Tracey Brown, regional director for water protection at Save the Sound, said the monitoring of fecal bacteria is not a perfect science.
“The sample that's taken on that given day takes 24 hours to process. So you don't know until the next day if the water was dirty. And so the closures that are based on bad testing results are a day after the water pollution happened,” Brown said.
Bacteria levels tend to increase when it rains or when there are faulty sewage systems. Failure to properly dispose of pet waste is also a factor.
The report also gives a grade to beaches on Long Island. Beaches east of Riverhead tend to have the highest ratings. Valley Grove Beach in Eatons Neck, which has a long history of septic issues and marine debris, received the worst score.
Hoffman said this often is due to a lack of resources, when compared to public beaches.

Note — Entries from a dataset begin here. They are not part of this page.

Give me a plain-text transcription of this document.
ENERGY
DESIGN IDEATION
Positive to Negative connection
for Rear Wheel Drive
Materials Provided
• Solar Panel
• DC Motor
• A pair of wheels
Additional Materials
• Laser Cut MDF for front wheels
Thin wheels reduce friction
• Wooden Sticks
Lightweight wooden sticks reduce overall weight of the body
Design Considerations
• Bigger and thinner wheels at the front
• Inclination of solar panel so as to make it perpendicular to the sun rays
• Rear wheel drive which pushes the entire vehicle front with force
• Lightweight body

“I know some in Nassau County, where you have stormwater drains that are right by some of the private beaches...it's a lot harder for them to control the overall environment,” he said.
A spokesman for the New York State Department of Environmental Conservation also reviewed the report and took some credit for improved water quality.
“DEC continues to make progress in reducing high levels of nitrogen and other nutrients in Long Island Sound which can cause toxic marine algae blooms, fish kills, and degraded wetlands, marine habitats, and recreational water quality conditions,” they said in a statement.